Forex Trading – Pips Explained
I’ve been reading about the new forex software Pip Android and I began wondering if the beginner traders know what are those pips anyway. Currency trading pips are a vital part of forex trading that any trader have to grasp. They’re the measure of changes in price, and therefore of profit and loss. Brokers usually interpret pips into dollars and cents for you, or into the currency that your account is held in, if it isn’t US dollars. However, when comparing 2 trades with different position sizes it’s the profit or loss in pips that tells you more than the profit in bucks.
PIP means percentage in point. It is utilized as a measure of change in cost. Spread is also measured in pips. The pip is the littlest part of the measured cost of a quoted currency.
In practice, most currencies are quoted to 4 decimal places, e.g. 1.2315. In this situation one pip is 0.0001 units of the quote currency. So if that price changes to 1.2316, the price has increased by one pip.
The Japanese yen is the only one of the major currencies that is low enough in value to be normally quoted to 2 decimal places. So when the yen is the quote currency, one pip is 0.01 yen.
Some brokers are now starting to quote the other major currencies to 5 decimal places. Rationally this should mean that one pip would be 0.00001 currency units, but the potential there for confusion is huge, if a pip would be worth ten times as much with some brokers than with others. So it appears likely that the pip will stay at 0.0001 units for most currencies.
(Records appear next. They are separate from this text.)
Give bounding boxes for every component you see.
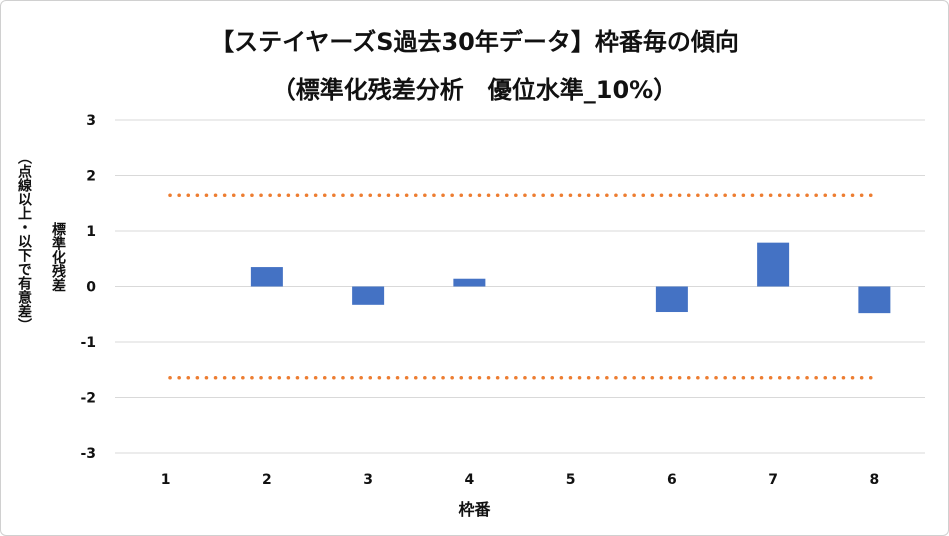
x-axis-label: 枠番 bbox=[458, 500, 491, 519]
x-tick-label: 3 bbox=[363, 472, 373, 488]
y-tick-label: 3 bbox=[86, 113, 96, 129]
bar bbox=[250, 267, 283, 287]
y-axis-label-group: 標準化残差 （点線以上・以下で有意差） bbox=[4, 150, 74, 410]
y-tick-label: -3 bbox=[80, 446, 96, 462]
bar bbox=[858, 286, 891, 314]
x-tick-label: 8 bbox=[870, 472, 880, 488]
chart-subtitle: （標準化残差分析 優位水準_10%） bbox=[271, 76, 678, 104]
x-tick-label: 4 bbox=[465, 472, 475, 488]
y-tick-label: 0 bbox=[86, 280, 96, 296]
x-tick-label: 6 bbox=[667, 472, 677, 488]
bar bbox=[352, 286, 385, 305]
chart-title: 【ステイヤーズS過去30年データ】枠番毎の傾向 bbox=[210, 28, 739, 56]
x-tick-label: 1 bbox=[161, 472, 171, 488]
bar bbox=[757, 242, 790, 287]
y-axis-label: 標準化残差 bbox=[50, 222, 66, 292]
y-tick-label: -1 bbox=[80, 335, 96, 351]
y-tick-label: 2 bbox=[86, 169, 96, 185]
x-tick-label: 2 bbox=[262, 472, 272, 488]
y-tick-label: -2 bbox=[80, 391, 96, 407]
bar bbox=[453, 278, 486, 287]
bar bbox=[655, 286, 688, 313]
y-axis-label-note: （点線以上・以下で有意差） bbox=[16, 150, 32, 332]
x-tick-label: 7 bbox=[768, 472, 778, 488]
x-tick-label: 5 bbox=[566, 472, 576, 488]
y-tick-label: 1 bbox=[86, 224, 96, 240]
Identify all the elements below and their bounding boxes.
Most traders record their profit and loss in Forex trading pips as well as in money. This enables easy comparison of one trade with another so you can appraise a system. It also means that traders can debate their leads to a currency exchange forum without unveiling the scale of their account or their profits in bucks and cents.
If a trader tells you that they made one hundred pips profit, you do not learn anything about their money situation. If they are trading a pair like EUR/USD where the dollar is the quote currency, 100 pips profit would be $1,000 on a standard lot of $100,000 but only $10 on a $1,000 micro lot. To grasp the dimensions of one pip in dollars in this scenario multiply 0.0001 by the lot size.
To work out profit or loss from pips where the dollar is the quote currency, you simply need to understand that one pip is $0.0001 x lot size. If you have another currency as the quote currency, the pip is naturally in that currency, and you can multiply by the exchange rate to understand the pip value in bucks.
All of this may appear confusing at first glance but anybody who starts trading will pretty soon understand what a pip means in practice. Currency trading pips are a helpful tool for measuring and recording changes in price in foreign exchange trading.